Treaty requiring Brazil to abolish the slave trade

The British–Brazilian Treaty of 1826 was a treaty between the United Kingdom and the Empire of Brazil, by which Brazil agreed to ban the African slave trade.

It was signed at Rio de Janeiro on 23 November 1826. Exchange of ratifications took place on 13 March 1827, and the Parliament of the United Kingdom passed legislation on 2 July 1827 to enforce the treaty, the Slave Trade (Convention with Brazil) Act 1827 (7 & 8 Geo. 4. c. 74).

In 1827 Emperor Pedro I presented the treaty to the Chamber of Deputies for its approval; its Committee for Diplomacy and Statistics approved the convention by three votes to two. In response, on 2 July 1827, deputy Raimundo José da Cunha Mattos, a member of the Committee who opposed the treaty, delivered a two-hour speech in defence of the continuation of the slave trade.

The treaty made it illegal for any subject of the empire of Brazil to be engaged in carrying out the African slave trade. It provided a three-year grace period after the exchange of ratifications, which meant that the ban took effect on 13 March 1830.

The United Kingdom had mediated the Treaty of Rio de Janeiro (1825) by which Portugal recognised the independence of Brazil; the UK had made a commitment from Brazil to abolish the slave trade a condition of its support in securing recognition of Brazil's independence, and this treaty was agreed in fulfilment of that commitment.

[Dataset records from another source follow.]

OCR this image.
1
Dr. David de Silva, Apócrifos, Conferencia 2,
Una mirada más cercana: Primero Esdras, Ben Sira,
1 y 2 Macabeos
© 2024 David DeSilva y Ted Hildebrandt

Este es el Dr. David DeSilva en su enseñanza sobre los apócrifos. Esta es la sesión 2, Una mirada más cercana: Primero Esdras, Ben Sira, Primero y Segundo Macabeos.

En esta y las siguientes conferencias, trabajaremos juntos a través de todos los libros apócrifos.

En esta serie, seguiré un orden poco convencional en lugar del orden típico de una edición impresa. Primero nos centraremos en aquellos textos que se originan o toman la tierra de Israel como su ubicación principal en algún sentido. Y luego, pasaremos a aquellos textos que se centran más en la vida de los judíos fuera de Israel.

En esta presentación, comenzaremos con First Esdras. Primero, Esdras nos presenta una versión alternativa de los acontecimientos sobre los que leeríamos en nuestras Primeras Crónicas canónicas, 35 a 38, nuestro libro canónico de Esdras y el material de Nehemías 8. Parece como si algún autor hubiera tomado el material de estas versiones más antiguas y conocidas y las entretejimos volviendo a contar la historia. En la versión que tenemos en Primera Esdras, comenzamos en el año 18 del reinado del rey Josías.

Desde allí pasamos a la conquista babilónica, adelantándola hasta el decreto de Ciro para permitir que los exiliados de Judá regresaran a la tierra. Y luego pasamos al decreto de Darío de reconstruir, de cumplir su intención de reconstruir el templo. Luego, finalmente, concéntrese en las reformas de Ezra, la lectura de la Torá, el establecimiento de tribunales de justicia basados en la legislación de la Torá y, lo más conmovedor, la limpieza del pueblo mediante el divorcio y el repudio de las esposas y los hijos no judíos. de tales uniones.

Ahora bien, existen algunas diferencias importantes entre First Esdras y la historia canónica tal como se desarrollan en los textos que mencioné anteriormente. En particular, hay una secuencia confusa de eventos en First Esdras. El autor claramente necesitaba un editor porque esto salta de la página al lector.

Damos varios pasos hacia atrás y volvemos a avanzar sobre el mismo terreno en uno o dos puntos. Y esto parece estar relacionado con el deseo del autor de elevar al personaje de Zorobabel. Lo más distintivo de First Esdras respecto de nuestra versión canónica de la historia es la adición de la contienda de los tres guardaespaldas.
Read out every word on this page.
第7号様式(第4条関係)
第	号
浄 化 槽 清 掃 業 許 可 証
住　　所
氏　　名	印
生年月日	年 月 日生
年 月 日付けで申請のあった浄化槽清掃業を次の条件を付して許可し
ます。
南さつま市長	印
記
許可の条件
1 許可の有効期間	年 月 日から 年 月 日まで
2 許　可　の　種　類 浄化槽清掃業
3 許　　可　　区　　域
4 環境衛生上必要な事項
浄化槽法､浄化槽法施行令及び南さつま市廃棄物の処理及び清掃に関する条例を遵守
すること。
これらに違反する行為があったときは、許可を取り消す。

Although Emperor Pedro I supported the treaty, it did not have widespread popular support in Brazil. As a result, the Brazilian government largely failed to enforce the treaty, and the slave trade to Brazil continued despite the treaty's ban. In response, the Parliament of the United Kingdom passed the Aberdeen Act: the Slave Trade (Brazil) Act 1845 (8 & 9 Vict. c. 122), which authorised British warships to board Brazilian ships and seize any found to be involved in the slave trade.